LLOYD CARR, HYPOCRITE
So I'm reading the blog of a fellow Wolverine http://mgoblog.blogspot.com/, and come across these quotes from Lloyd Carr (in response to night games and the addition of a 12th game on the schedule):
"Money … we need to make more money," Carr said, not disguising his sarcasm. "Let's play more games and let's make sure the players are available to play any time, any night, 24/7."
"I think we've gone down that road and there never will be a return unfortunately," Carr said. "I think the 12th game was just the first of what's going to be a continued growth…we're turning into a professional sport."
Well here's the thing Lloyd: it's always been a professional sport--as far as you're concerned anyway.
See, Lloyd Carr is a millionaire. Many times over. Many, many times over. Now I don't know where his (undoubtedly considerable) net worth puts him--other than "way the fuck above you", dear reader; but I do know making $1.4M a year puts you in the top 1/10 of 1% of earners in America. So what we have is an extraordinarily wealthy man bemoaning the greedy cesspool of capitalism run rampant that, you know, made him richer than 99.9% of the rest of the country.
So my question to Lloyd is this: If you're so upset about the amount of money NCAA football is collectively trying to make, then what is the "correct" amount of commercialism, what's the "correct" amount of revenue? Is it the amount where you get to make tens of millions of dollars in your career...and right there, hold it, stop! That's enough! Anything more than that is a moral outrage! It's sickening! We're turning into (snort)...a professional sport!
Yeah, "we" are.
(Aside: Hey, why do we even have professional coaches anyway? Why not have student volunteers? You know, the way we have student "volunteer" football players? It obviously would make for worse football (although perhaps not in Michigan's case), just like having student volunteer players makes for worse football, but at least that would restore the purity and amateurism Carr so obviously yearns for. Nah, on second thought, let's keep it the way it is: force young black guys to uphold the highest and noblest ideal in sports, if not all of life itself--amateurism--while old white guys get insanely rich).

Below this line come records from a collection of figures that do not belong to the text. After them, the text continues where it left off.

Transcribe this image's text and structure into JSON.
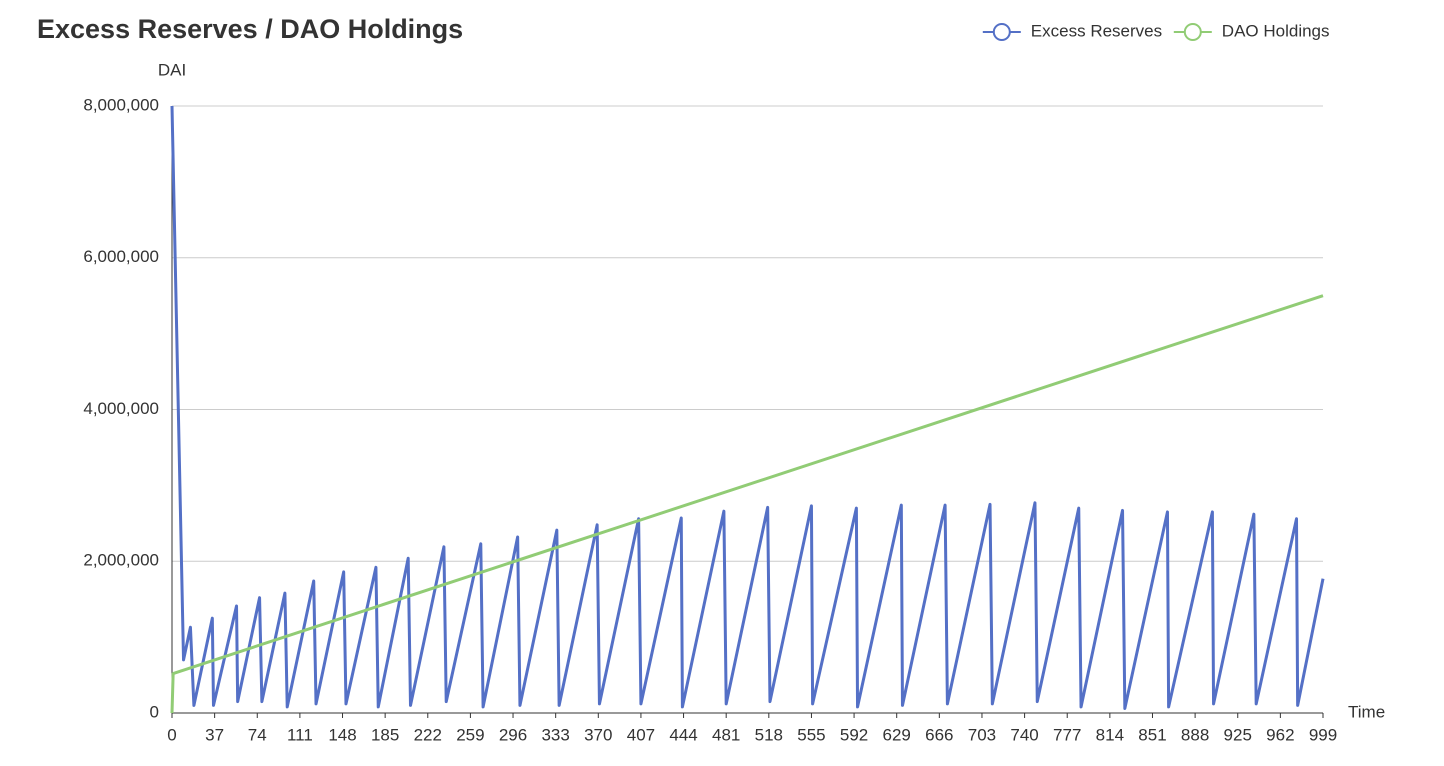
{
  "chart_data": {
    "type": "line",
    "title": "Excess Reserves / DAO Holdings",
    "y_label": "DAI",
    "x_label": "Time",
    "legend": "top-right",
    "grid": true,
    "xlim": [
      0,
      999
    ],
    "xticks": [
      0,
      37,
      74,
      111,
      148,
      185,
      222,
      259,
      296,
      333,
      370,
      407,
      444,
      481,
      518,
      555,
      592,
      629,
      666,
      703,
      740,
      777,
      814,
      851,
      888,
      925,
      962,
      999
    ],
    "ylim": [
      0,
      8000000
    ],
    "yticks": [
      0,
      {
        "value": 2000000,
        "label": "2,000,000"
      },
      {
        "value": 4000000,
        "label": "4,000,000"
      },
      {
        "value": 6000000,
        "label": "6,000,000"
      },
      {
        "value": 8000000,
        "label": "8,000,000"
      }
    ],
    "series": [
      {
        "name": "Excess Reserves",
        "color": "#5470c6",
        "x": [
          0,
          10,
          16,
          19,
          35,
          36,
          56,
          57,
          76,
          78,
          98,
          100,
          123,
          125,
          149,
          151,
          177,
          179,
          205,
          207,
          236,
          238,
          268,
          270,
          300,
          302,
          334,
          336,
          369,
          371,
          405,
          407,
          442,
          443,
          479,
          481,
          517,
          519,
          555,
          556,
          594,
          595,
          633,
          634,
          671,
          673,
          710,
          712,
          749,
          751,
          787,
          789,
          825,
          827,
          864,
          865,
          903,
          904,
          939,
          941,
          976,
          977,
          999
        ],
        "values": [
          8000000,
          700000,
          1130000,
          100000,
          1250000,
          100000,
          1410000,
          150000,
          1520000,
          150000,
          1580000,
          80000,
          1740000,
          120000,
          1860000,
          120000,
          1920000,
          80000,
          2040000,
          100000,
          2190000,
          150000,
          2230000,
          80000,
          2320000,
          100000,
          2410000,
          100000,
          2480000,
          120000,
          2560000,
          120000,
          2570000,
          80000,
          2660000,
          120000,
          2710000,
          150000,
          2730000,
          120000,
          2700000,
          80000,
          2740000,
          100000,
          2740000,
          120000,
          2750000,
          120000,
          2770000,
          150000,
          2700000,
          80000,
          2670000,
          60000,
          2650000,
          80000,
          2650000,
          120000,
          2620000,
          120000,
          2560000,
          100000,
          1770000
        ]
      },
      {
        "name": "DAO Holdings",
        "color": "#91cc75",
        "x": [
          0,
          1,
          999
        ],
        "values": [
          0,
          520000,
          5500000
        ]
      }
    ]
  }
}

I don't begrudge Lloyd Carr one dollar of what he's made (especially on Milton Friedman Day). You know me, I'm a big fan of unfettered capitalism. I'm going to buy a goddamn felt pennant with the words "UNFETTERED CAPITALISM" on it, that's how much of a fan I am. Good for him that he cashed in, good for him that he's richer than christ. I have no problem with that.
What I do have a problem with is a hypocrite like him crying about the greed, commercialism and big money in college football that he himself has profited off of so handsomely. He never had a problem in the world with any of that when he was getting his million dollar paychecks, but now that someone's asking him to play--shudder--a *night game*, well, let the sanctimonious moral outrage spew forth like so many USC touchdowns.
Look, if Lloyd wanted to coach football in a pure, pristine, amateur paradise, he always could have chosen to do that--there are many Division III colleges out there, community colleges, high schools, junior high schools, pee-wee leagues (where his soft zones might have a chance). Nobody's making any money there, nobody's a slave to the TV schedule, big donors aren't calling the shots in the football program, nobody's making a mockery out of the educational mission of the school--oh yeah, and the coach gets paid twenty grand a year...but with unlimited usage of the laundry facilities and one free dinner a week at the Applebee's over by the interstate.
Huh? What's that, Lloyd? Wha? You--you say you're fine where you are? You're good?
Yeah, I thought so. So SHUT THE FUCK UP about money ruining college football. It's astonishing that the only individual person making serious coin in college football--a head coach at Football Factory U.--thinks he has claim to the moral high ground with respect to college football becoming too money-driven. Now maybe there's a good point to be made there, but Lloyd Carr just isn't the one with the standing to make it. It'd be like Robert Nardelli going on the warpath about incompetent CEOs getting ridiculous golden parachutes.